Partout, les forces d’extrême droite sont à l’oeuvre pour empêcher cet élan de solidarité en agitant la peur de l’autre, la jalousie et en provoquant des incidents violents dans certains centres d’accueil. Beaucoup de réactions primaires s’expriment sur les réseaux sociaux, reprises par des politiciens aux solutions miracles contre l’arrivée de réfugiés et pour que la France reste aux français. Ces réactions sont indignes de l’Europe et de son histoire. Il faut dire que l’afflux massif en Allemagne en septembre n’a pu être contenu. Angela Merkel a fermé momentanément les frontières allemandes, mettant à mal le principe fondamental de libre circulation des personnes au sein de l’Europe. Pourtant, selon des sondages,80% des allemands sont d’accord pour accueillir davantage de réfugiés, mais un tel accueil s’organise et se planifie et l’Allemagne a été lâchée par la plupart de ses 27 partenaires européens. La série de faits divers dramatiques de l’été, les milliers de morts dans des naufrages sur des embarcations de fortune en Méditerranée, la découverte en Autriche de 71 corps dans un camion réfrigéré n’auront pas eu l’impact de la photo du petit Aylian échoué sur une plage turque.
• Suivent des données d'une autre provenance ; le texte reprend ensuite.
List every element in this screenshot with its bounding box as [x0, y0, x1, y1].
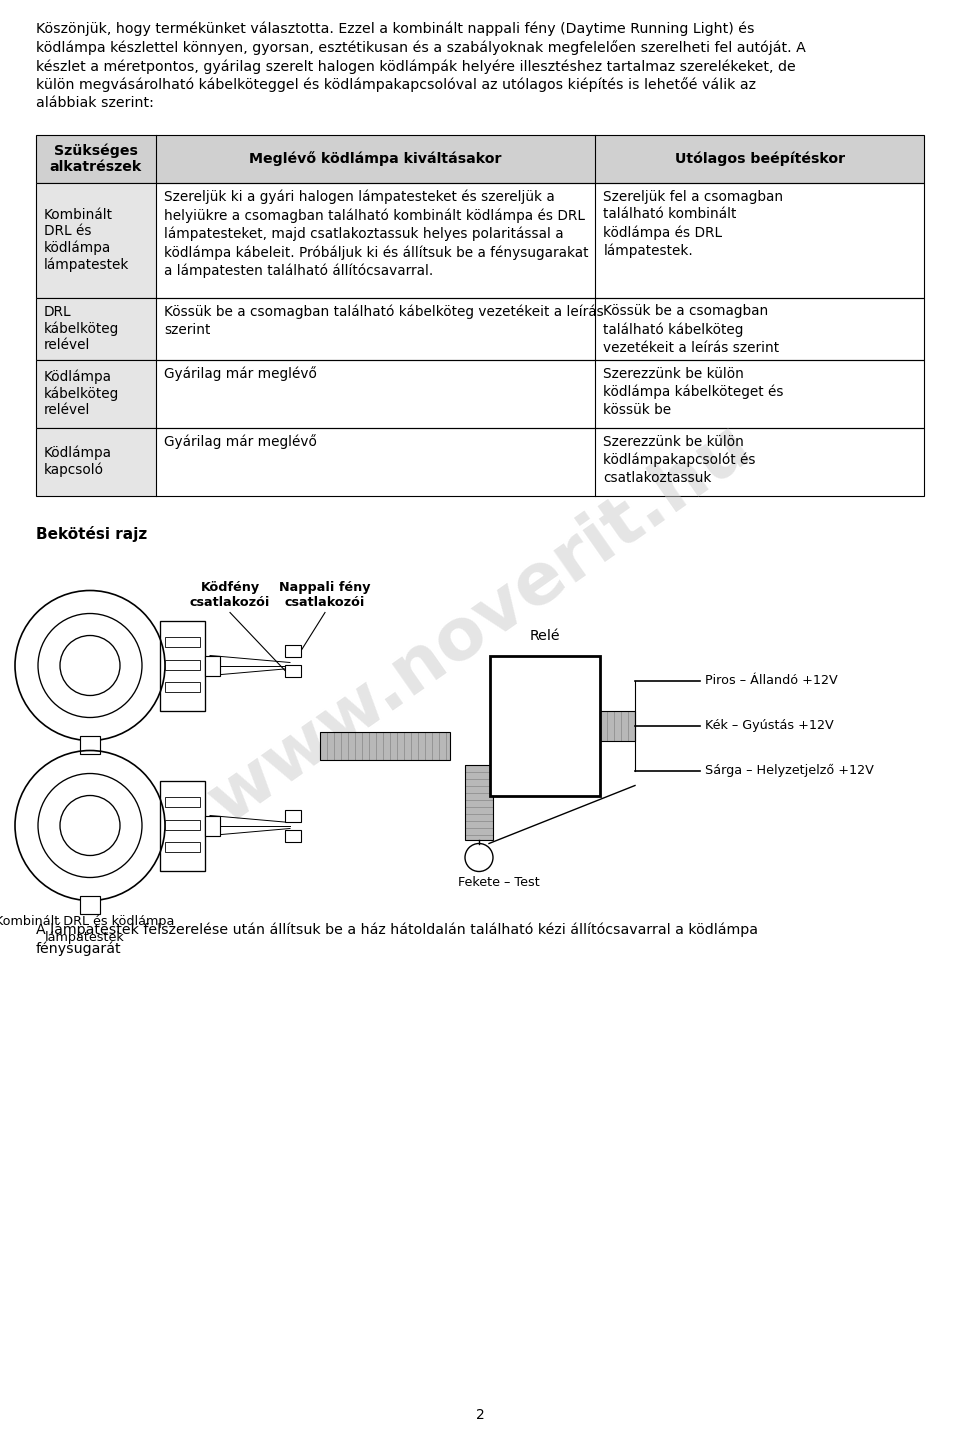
Text: Piros – Állandó +12V: Piros – Állandó +12V — [705, 674, 838, 687]
Bar — [165, 797, 200, 807]
Text: Kombinált
DRL és
ködlámpa
lámpatestek: Kombinált DRL és ködlámpa lámpatestek — [44, 208, 130, 272]
Bar — [600, 710, 635, 741]
Text: külön megvásárolható kábelköteggel és ködlámpakapcsolóval az utólagos kiépítés i: külön megvásárolható kábelköteggel és kö… — [36, 78, 756, 93]
Bar — [320, 732, 450, 760]
Text: www.noverit.hu: www.noverit.hu — [196, 410, 764, 836]
Text: Relé: Relé — [530, 629, 561, 644]
Text: Meglévő ködlámpa kiváltásakor: Meglévő ködlámpa kiváltásakor — [250, 150, 502, 166]
Text: Szerezzünk be külön
ködlámpakapcsolót és
csatlakoztassuk: Szerezzünk be külön ködlámpakapcsolót és… — [604, 434, 756, 485]
Text: Bekötési rajz: Bekötési rajz — [36, 525, 147, 541]
Text: fénysugarát: fénysugarát — [36, 941, 122, 955]
Bar — [80, 896, 100, 913]
Text: 2: 2 — [475, 1408, 485, 1422]
Bar — [285, 809, 301, 822]
Bar — [320, 732, 450, 760]
Bar — [36, 298, 156, 359]
Bar — [160, 780, 205, 871]
Bar — [205, 655, 220, 676]
Text: Gyárilag már meglévő: Gyárilag már meglévő — [164, 434, 317, 450]
Text: Szereljük ki a gyári halogen lámpatesteket és szereljük a
helyiükre a csomagban : Szereljük ki a gyári halogen lámpatestek… — [164, 190, 588, 278]
Bar — [465, 764, 493, 839]
Text: Sárga – Helyzetjelző +12V: Sárga – Helyzetjelző +12V — [705, 764, 874, 777]
Text: Nappali fény
csatlakozói: Nappali fény csatlakozói — [279, 580, 371, 609]
Bar — [36, 427, 156, 495]
Text: Szereljük fel a csomagban
található kombinált
ködlámpa és DRL
lámpatestek.: Szereljük fel a csomagban található komb… — [604, 190, 783, 259]
Bar — [165, 682, 200, 692]
Text: készlet a méretpontos, gyárilag szerelt halogen ködlámpák helyére illesztéshez t: készlet a méretpontos, gyárilag szerelt … — [36, 59, 796, 74]
Text: alábbiak szerint:: alábbiak szerint: — [36, 96, 154, 110]
Text: DRL
kábelköteg
relével: DRL kábelköteg relével — [44, 305, 119, 352]
Text: Köszönjük, hogy termékünket választotta. Ezzel a kombinált nappali fény (Daytime: Köszönjük, hogy termékünket választotta.… — [36, 22, 755, 36]
Bar — [165, 819, 200, 829]
Bar — [36, 135, 924, 182]
Text: Ködlámpa
kapcsoló: Ködlámpa kapcsoló — [44, 446, 112, 478]
Text: Kössük be a csomagban található kábelköteg vezetékeit a leírás
szerint: Kössük be a csomagban található kábelköt… — [164, 304, 604, 337]
Bar — [36, 359, 156, 427]
Bar — [165, 842, 200, 852]
Text: Ködfény
csatlakozói: Ködfény csatlakozói — [190, 580, 270, 609]
Text: A lámpatestek felszerelése után állítsuk be a ház hátoldalán található kézi állí: A lámpatestek felszerelése után állítsuk… — [36, 923, 758, 938]
Text: Szükséges
alkatrészek: Szükséges alkatrészek — [50, 143, 142, 174]
Bar — [165, 660, 200, 670]
Text: Gyárilag már meglévő: Gyárilag már meglévő — [164, 366, 317, 382]
Bar — [36, 298, 924, 359]
Bar — [160, 621, 205, 710]
Text: Kössük be a csomagban
található kábelköteg
vezetékeit a leírás szerint: Kössük be a csomagban található kábelköt… — [604, 304, 780, 355]
Bar — [80, 735, 100, 754]
Bar — [285, 664, 301, 677]
Bar — [600, 710, 635, 741]
Bar — [490, 655, 600, 796]
Bar — [285, 644, 301, 657]
Text: Fekete – Test: Fekete – Test — [458, 875, 540, 888]
Text: Utólagos beépítéskor: Utólagos beépítéskor — [675, 152, 845, 166]
Text: Szerezzünk be külön
ködlámpa kábelköteget és
kössük be: Szerezzünk be külön ködlámpa kábelkötege… — [604, 366, 784, 417]
Bar — [205, 816, 220, 835]
Bar — [285, 829, 301, 842]
Text: Kombinált DRL és ködlámpa
lámpatestek: Kombinált DRL és ködlámpa lámpatestek — [0, 916, 175, 943]
Bar — [36, 427, 924, 495]
Bar — [465, 764, 493, 839]
Text: ködlámpa készlettel könnyen, gyorsan, esztétikusan és a szabályoknak megfelelően: ködlámpa készlettel könnyen, gyorsan, es… — [36, 41, 805, 55]
Bar — [165, 637, 200, 647]
Bar — [36, 359, 924, 427]
Bar — [36, 182, 924, 298]
Bar — [36, 182, 156, 298]
Text: Kék – Gyústás +12V: Kék – Gyústás +12V — [705, 719, 833, 732]
Text: Ködlámpa
kábelköteg
relével: Ködlámpa kábelköteg relével — [44, 370, 119, 417]
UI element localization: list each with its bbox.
Les forces d’extrême droite sont à l’oeuvre
pour empêcher cet élan de solidarité
en agitant la peur de l’autre,
la jalousie et en provoquant des incidents violents
dans certains centres d’accueil.
Beaucoup de réactions primaires
s’expriment sur les réseaux sociaux.
Réactions citoyennes
Ce choc insupportable nous renvoie à notre passivité face à un drame humain qui se joue à nos portes. De multiples réactions citoyennes se sont fait entendre dans la plupart des pays européens pour réveiller nos dirigeants et proposer personnellement l’hospitalité aux réfugiés syriens. Il ne faudrait pas que cet élan humaniste retombe. Chaque citoyen doit faire pression sur sa municipalité, pour assurer l’hébergement de quelques familles. Celle-ci, à son tour, doit s’adresser à l’Etat français, pour un véritable engagement au sein de l’Europe, afin d’accueillir dignement les réfugiés fuyant la guerre ou la misère. La Catalogne (Barcelone,Valence, San Feliu de Llobregat, Sabadell…) et Hegoalde (Gazteiz, Irunea, Irun, Eibar…) sont en pointe dans la mise en place d’un réseau de villes-refuges, avec Madrid. Ada Colau, maire de Barcelone en est à l’origine. Elle demande à Mariano Rajoy, d’aider économiquement ce réseau de villes-refuges, rappelant que le gouvernement espagnol a perçu 521,7 millions d’euros de la Commission européenne pour l’accueil des migrants.
En Iparralde, les réactions officielles restent timides ou inaudibles, mais ici aussi, des familles se sont manifestées auprès des associations, proposant d’héberger des réfugiés. Nous attendons des municipalités un élan semblable à celui d’Hegoalde pour apporter des réponses au niveau logistique (logement, transport, cantine…) en lien avec les familles d’accueil et les associations. Des sites internet originaux, “refugee welcome” sur le modèle Airbnb se sont mis en place. La pression de l’opinion publique peut et doit permettre de trouver des solutions politiques et humaines, pour qu’à tous les niveaux, un engagement coordonné permette accueil et intégration des réfugiés fuyant la mort et la misère.
L’Europe peut redécouvrir son âme ou la perdre définitivement.